In an era of climate change, we might follow Goldschmidt in seeking “a fundamentally new way” of being together with each other and with nature. This will require us to embrace all the distinctive ways that we know, together and as singular individuals, while holding ourselves accountable to each other. This demands scientific studies that root observation of climate change in systematically gathered evidence, spiritual and existential appeals that remind us of our duties to protect all life, immediate actions to mitigate and adapt to local effects of climate change, and artistic expressions that stir our imaginations and help us realize the urgency of transformation. As Goldschmidt reminds us, commitment to the Other, both human others and the others of the natural world, means embracing the irreducible and irreplaceable plurality of ways of being, knowing and doing.
Yet even in the act of writing, Goldschmidt worried that his arguments might not persuade anyone to action. “[W]ords” he observed, may “lead only to more words whose protest fails to eradicate the oppression against which they are aimed”. The possibility of failing to act against the oppression and destruction of other human beings, and of the earth, is always there. There are powerful actors who prefer profitable self-interest to the survival of many forms of life, including human life and the earth which sustains all of us. Many others suffer in circumstances of conflict and hunger that leave them with little beyond the immediacy of struggles for survival. The urgencies and exigencies of everyday life, even for the relatively more privileged, often loom larger than the most pressing existential questions.
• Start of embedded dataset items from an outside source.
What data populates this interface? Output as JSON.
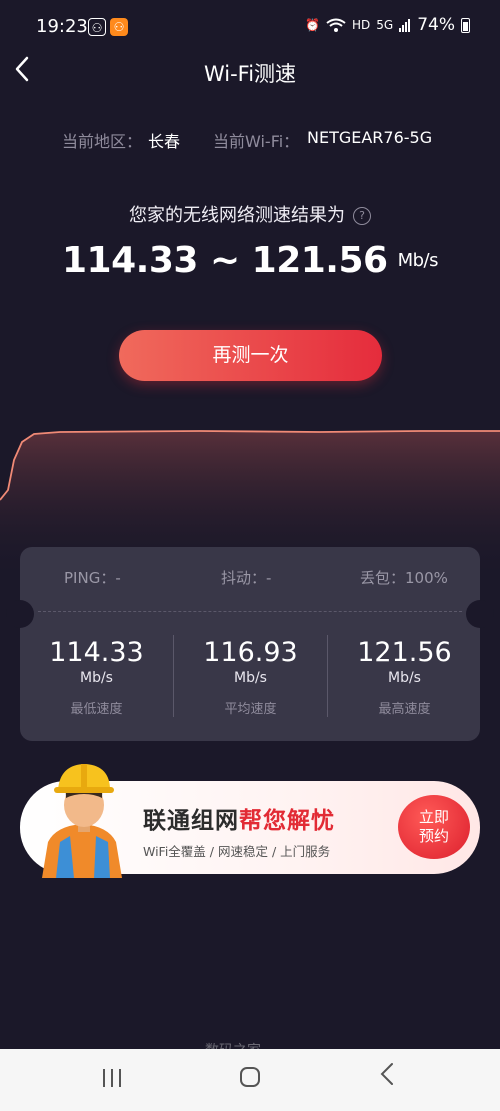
{
  "status_bar": {
    "time": "19:23",
    "battery": "74%",
    "network": "5G",
    "hd": "HD",
    "icons": [
      "app-icon",
      "app-icon",
      "alarm-icon",
      "wifi-icon",
      "signal-icon",
      "battery-icon"
    ]
  },
  "header": {
    "title": "Wi-Fi测速",
    "back_icon": "chevron-left-icon"
  },
  "info": {
    "region_label": "当前地区：",
    "region": "长春",
    "wifi_label": "当前Wi-Fi：",
    "wifi_name": "NETGEAR76-5G"
  },
  "result": {
    "headline": "您家的无线网络测速结果为",
    "help_icon": "question-circle-icon",
    "range": "114.33 ~ 121.56",
    "unit": "Mb/s"
  },
  "retest_label": "再测一次",
  "stats": {
    "ping": "PING：-",
    "jitter": "抖动：-",
    "loss": "丢包：100%",
    "min_value": "114.33",
    "min_unit": "Mb/s",
    "min_label": "最低速度",
    "avg_value": "116.93",
    "avg_unit": "Mb/s",
    "avg_label": "平均速度",
    "max_value": "121.56",
    "max_unit": "Mb/s",
    "max_label": "最高速度"
  },
  "banner": {
    "title_part1": "联通组网",
    "title_part2": "帮您解忧",
    "subtitle": "WiFi全覆盖 / 网速稳定 / 上门服务",
    "button_line1": "立即",
    "button_line2": "预约",
    "highlight_color": "#e22b35"
  },
  "watermark": "数码之家",
  "colors": {
    "background": "#1b1829",
    "accent": "#e52c3c",
    "card": "#393748"
  },
  "navbar": {
    "recent_icon": "recent-apps-icon",
    "home_icon": "home-icon",
    "back_icon": "back-icon"
  }
}
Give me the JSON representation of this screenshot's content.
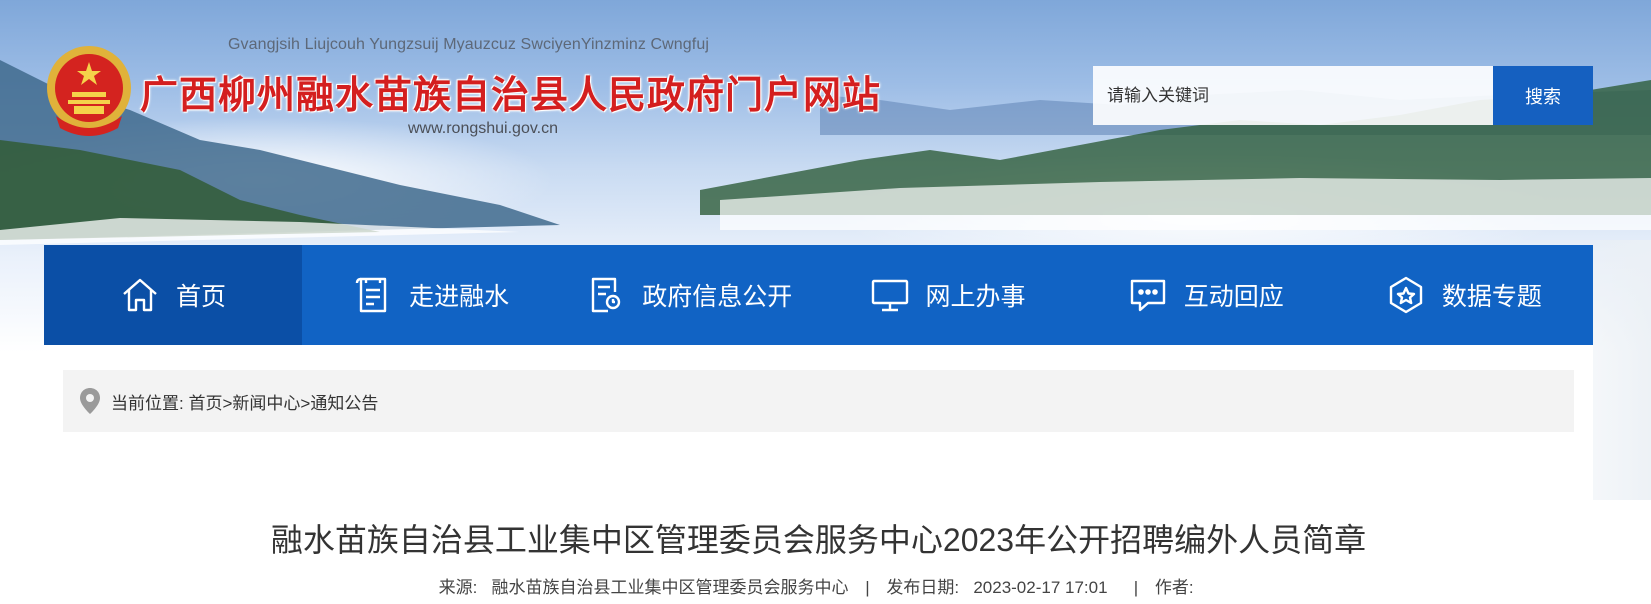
{
  "header": {
    "pinyin": "Gvangjsih Liujcouh  Yungzsuij Myauzcuz SwciyenYinzminz Cwngfuj",
    "title": "广西柳州融水苗族自治县人民政府门户网站",
    "url": "www.rongshui.gov.cn",
    "emblem_icon": "national-emblem-icon"
  },
  "search": {
    "placeholder": "请输入关键词",
    "button_label": "搜索"
  },
  "nav": {
    "items": [
      {
        "label": "首页",
        "icon": "home-icon",
        "active": true
      },
      {
        "label": "走进融水",
        "icon": "document-list-icon"
      },
      {
        "label": "政府信息公开",
        "icon": "document-search-icon"
      },
      {
        "label": "网上办事",
        "icon": "monitor-icon"
      },
      {
        "label": "互动回应",
        "icon": "chat-bubble-icon"
      },
      {
        "label": "数据专题",
        "icon": "badge-star-icon"
      }
    ]
  },
  "breadcrumb": {
    "prefix": "当前位置:",
    "items": [
      "首页",
      "新闻中心",
      "通知公告"
    ],
    "separator": ">"
  },
  "article": {
    "title": "融水苗族自治县工业集中区管理委员会服务中心2023年公开招聘编外人员简章",
    "source_label": "来源:",
    "source_value": "融水苗族自治县工业集中区管理委员会服务中心",
    "date_label": "发布日期:",
    "date_value": "2023-02-17 17:01",
    "author_label": "作者:",
    "author_value": ""
  },
  "colors": {
    "nav_bg": "#1163c4",
    "nav_active_bg": "#0b4fa6",
    "title_red": "#d41f1f",
    "search_button": "#1560c0"
  }
}
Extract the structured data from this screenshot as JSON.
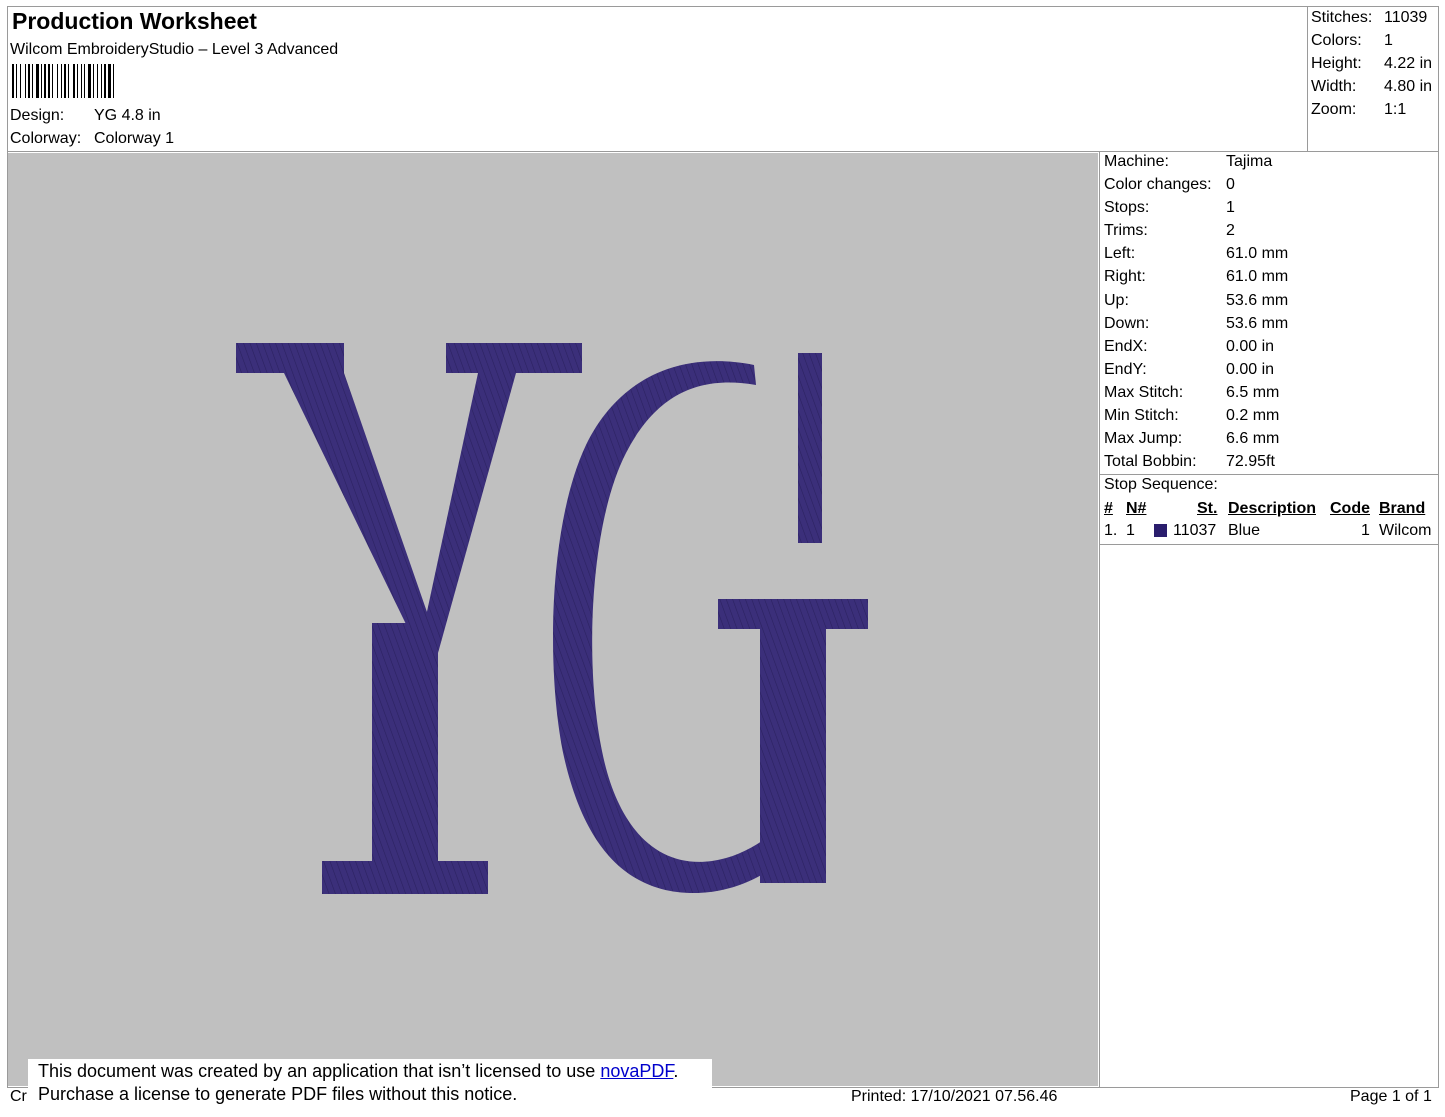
{
  "header": {
    "title": "Production Worksheet",
    "software": "Wilcom EmbroideryStudio – Level 3 Advanced",
    "design_label": "Design:",
    "design_value": "YG 4.8 in",
    "colorway_label": "Colorway:",
    "colorway_value": "Colorway 1"
  },
  "summary": [
    {
      "label": "Stitches:",
      "value": "11039"
    },
    {
      "label": "Colors:",
      "value": "1"
    },
    {
      "label": "Height:",
      "value": "4.22 in"
    },
    {
      "label": "Width:",
      "value": "4.80 in"
    },
    {
      "label": "Zoom:",
      "value": "1:1"
    }
  ],
  "design_preview": {
    "text": "YG",
    "thread_color": "#3b2f7a",
    "background_color": "#c0c0c0"
  },
  "machine_info": [
    {
      "label": "Machine:",
      "value": "Tajima"
    },
    {
      "label": "Color changes:",
      "value": "0"
    },
    {
      "label": "Stops:",
      "value": "1"
    },
    {
      "label": "Trims:",
      "value": "2"
    },
    {
      "label": "Left:",
      "value": "61.0 mm"
    },
    {
      "label": "Right:",
      "value": "61.0 mm"
    },
    {
      "label": "Up:",
      "value": "53.6 mm"
    },
    {
      "label": "Down:",
      "value": "53.6 mm"
    },
    {
      "label": "EndX:",
      "value": "0.00 in"
    },
    {
      "label": "EndY:",
      "value": "0.00 in"
    },
    {
      "label": "Max Stitch:",
      "value": "6.5 mm"
    },
    {
      "label": "Min Stitch:",
      "value": "0.2 mm"
    },
    {
      "label": "Max Jump:",
      "value": "6.6 mm"
    },
    {
      "label": "Total Bobbin:",
      "value": "72.95ft"
    }
  ],
  "stop_sequence": {
    "label": "Stop Sequence:",
    "columns": [
      "#",
      "N#",
      "St.",
      "Description",
      "Code",
      "Brand"
    ],
    "rows": [
      {
        "index": "1.",
        "needle": "1",
        "color": "#2a1d6d",
        "stitches": "11037",
        "description": "Blue",
        "code": "1",
        "brand": "Wilcom"
      }
    ]
  },
  "notice": {
    "line1_prefix": "This document was created by an application that isn’t licensed to use ",
    "link": "novaPDF",
    "line1_suffix": ".",
    "line2": "Purchase a license to generate PDF files without this notice."
  },
  "footer": {
    "left_fragment": "Cr",
    "printed": "Printed: 17/10/2021 07.56.46",
    "page": "Page 1 of 1"
  }
}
Goldschmidt knew all of this from the agony of his own experience. He knew both the costs of inaction and the costs of standing against the destruction of human others and the other of nature. And yet he insisted, in an unashamedly moral and theological vocabulary, upon the possibility that each of us might act to turn away from evil towards the good. As the most profound and serious commitment, he asked us to respect the distinctive forms of life in other humans and in nature. He called upon us to be accountable, to each other and to the earth that sustains us, not only in our sameness but in our distinctive differences. When freely chosen, taking up this responsibility for new, more livable ways of being all together is an act of love -- and so our most serious duty and our most joyful possibility.
*The reflections in this contribution draw from a paper, for a special issue of Philosophy Now, on the recent English translation of Hermann Levin Goldschmidt’s Contradiction Set Free (Bloomsbury 2020).